Heads Up - how the Imps are promoting mental health conversations
Lincoln City Women will be getting involved with the upcoming ‘Heads Up’ weekend.
Football is coming together this weekend with the ambition to kick off a conversation around mental health, as new research shows just 1 in 3 football fans regularly talk about mental health with their friends.
For two weekends in February, every football team from across the men’s and women’s football pyramids will dedicate their matches to Heads Up, a partnership between The FA and Heads Together.
Spearheaded by HRH The Duke of Cambridge, the season-long Heads Up campaign aims to harness the influence and popularity of football to normalise the conversation around mental health, working closely with charity partners Mind, CALM and Sporting Chance. The ‘Heads Up Weekends’ aim to highlight the power of conversation as a way to support your friends and dispel stigma., with activity planned at fixtures across the men’s and women’s football calendar.
HRH said: “Imagine if we talked about mental health as much as we talk about football…. Many of us won’t go a day without talking about it. And whatever team we support, every single fan, player and manager has one thing in common – we all have mental health, in the same way that we all have physical health. And we will all face ups and downs in life which will affect it. It’s time we start taking our mental fitness as seriously as we do our physical fitness, and that starts with talking.”
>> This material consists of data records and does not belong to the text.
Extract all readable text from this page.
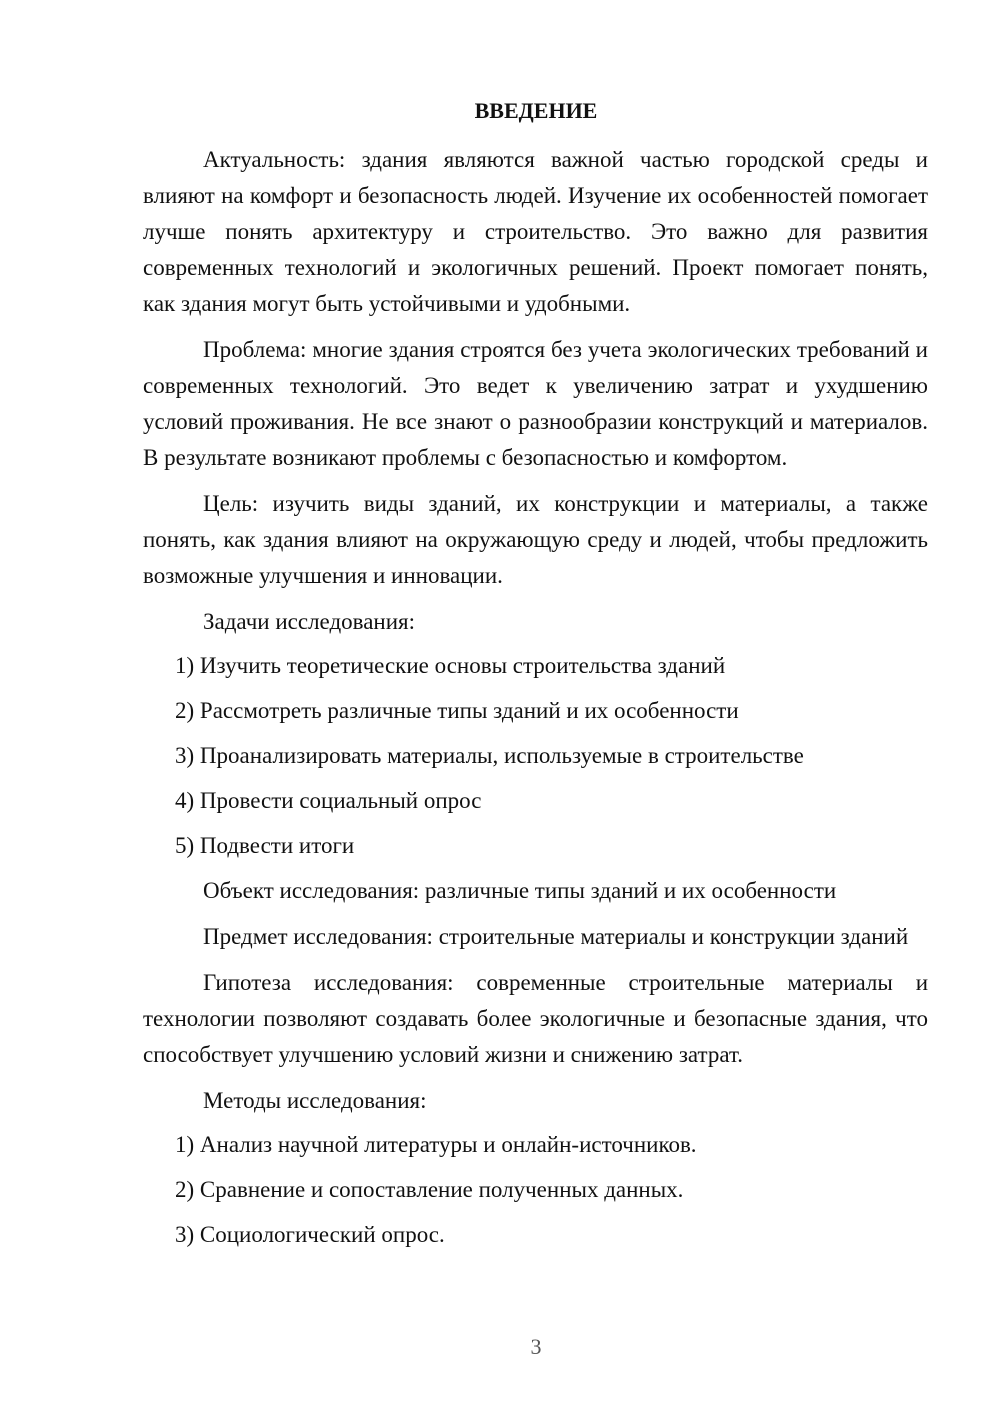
ВВЕДЕНИЕ

Актуальность: здания являются важной частью городской среды и влияют на комфорт и безопасность людей. Изучение их особенностей помогает лучше понять архитектуру и строительство. Это важно для развития современных технологий и экологичных решений. Проект помогает понять, как здания могут быть устойчивыми и удобными.

Проблема: многие здания строятся без учета экологических требований и современных технологий. Это ведет к увеличению затрат и ухудшению условий проживания. Не все знают о разнообразии конструкций и материалов. В результате возникают проблемы с безопасностью и комфортом.

Цель: изучить виды зданий, их конструкции и материалы, а также понять, как здания влияют на окружающую среду и людей, чтобы предложить возможные улучшения и инновации.

Задачи исследования:

1) Изучить теоретические основы строительства зданий

2) Рассмотреть различные типы зданий и их особенности

3) Проанализировать материалы, используемые в строительстве

4) Провести социальный опрос

5) Подвести итоги

Объект исследования: различные типы зданий и их особенности

Предмет исследования: строительные материалы и конструкции зданий

Гипотеза исследования: современные строительные материалы и технологии позволяют создавать более экологичные и безопасные здания, что способствует улучшению условий жизни и снижению затрат.

Методы исследования:

1) Анализ научной литературы и онлайн-источников.

2) Сравнение и сопоставление полученных данных.

3) Социологический опрос.

3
To officially kick off the Heads Up Weekends, and marking Time To Talk Day on Thursday 6th February, The Duke of Cambridge today joined players, managers, representatives and fans from the men’s and women’s game to take part in a table football tournament and a mental health conversation at Heist Bank in London.
The recent survey of 2,014 football fans showed:
Football is the number one topic of conversation (75%) between fans and their friends
Only 1 in 3 (34%) football fans regularly talk about mental health with their friends – with male fans much less likely to do so (27% of male respondents, compared to 47% of women)
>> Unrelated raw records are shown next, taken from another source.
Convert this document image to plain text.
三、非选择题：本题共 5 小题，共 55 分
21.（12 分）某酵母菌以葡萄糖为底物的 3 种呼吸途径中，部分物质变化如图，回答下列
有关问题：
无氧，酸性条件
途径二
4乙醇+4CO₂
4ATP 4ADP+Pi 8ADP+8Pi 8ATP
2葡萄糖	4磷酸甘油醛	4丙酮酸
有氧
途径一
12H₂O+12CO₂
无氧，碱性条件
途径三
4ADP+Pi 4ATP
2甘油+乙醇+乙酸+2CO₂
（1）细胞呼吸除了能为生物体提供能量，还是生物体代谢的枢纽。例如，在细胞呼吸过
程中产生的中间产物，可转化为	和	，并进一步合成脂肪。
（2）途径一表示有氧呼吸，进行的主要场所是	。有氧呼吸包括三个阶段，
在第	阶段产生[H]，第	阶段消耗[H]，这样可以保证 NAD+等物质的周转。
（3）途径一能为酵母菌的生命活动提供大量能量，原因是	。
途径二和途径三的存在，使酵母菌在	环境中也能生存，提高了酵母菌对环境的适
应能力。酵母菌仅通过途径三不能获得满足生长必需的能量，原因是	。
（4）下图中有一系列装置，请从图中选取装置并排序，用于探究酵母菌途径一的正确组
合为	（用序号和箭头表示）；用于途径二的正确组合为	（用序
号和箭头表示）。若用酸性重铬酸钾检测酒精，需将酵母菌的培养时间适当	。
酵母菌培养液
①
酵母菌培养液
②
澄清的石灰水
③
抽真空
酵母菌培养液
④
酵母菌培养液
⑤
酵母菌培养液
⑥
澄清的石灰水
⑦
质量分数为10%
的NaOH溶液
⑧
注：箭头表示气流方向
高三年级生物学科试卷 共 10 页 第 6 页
Male football fans were over three times more likely to talk about football than mental health with their friends (83%, compared with 27%).
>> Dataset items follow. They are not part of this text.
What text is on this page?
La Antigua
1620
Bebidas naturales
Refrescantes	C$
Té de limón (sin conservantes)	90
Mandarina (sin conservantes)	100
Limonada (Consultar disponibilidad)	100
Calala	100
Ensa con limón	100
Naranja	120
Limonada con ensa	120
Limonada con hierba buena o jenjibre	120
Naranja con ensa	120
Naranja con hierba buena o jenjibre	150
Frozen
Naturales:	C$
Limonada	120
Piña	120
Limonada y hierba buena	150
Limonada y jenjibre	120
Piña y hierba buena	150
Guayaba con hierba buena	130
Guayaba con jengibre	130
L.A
40% of football fans find it easiest to talk about their mental health while busy with other activities – such as while walking or running, driving, going to the pub, or watching sports with a friend
32% would find it easiest to have a face to face conversation at home with no distractions
About Time to Talk Day
Time to Talk Day - February 6 - was established by Time to Change, the mental health anti-stigma campaign run by the charities Mind and Rethink Mental Illness. It is a day of action where everyone is encouraged to have a conversation about mental health.
It was established seven years ago to encourage more open conversations about the topic of mental health.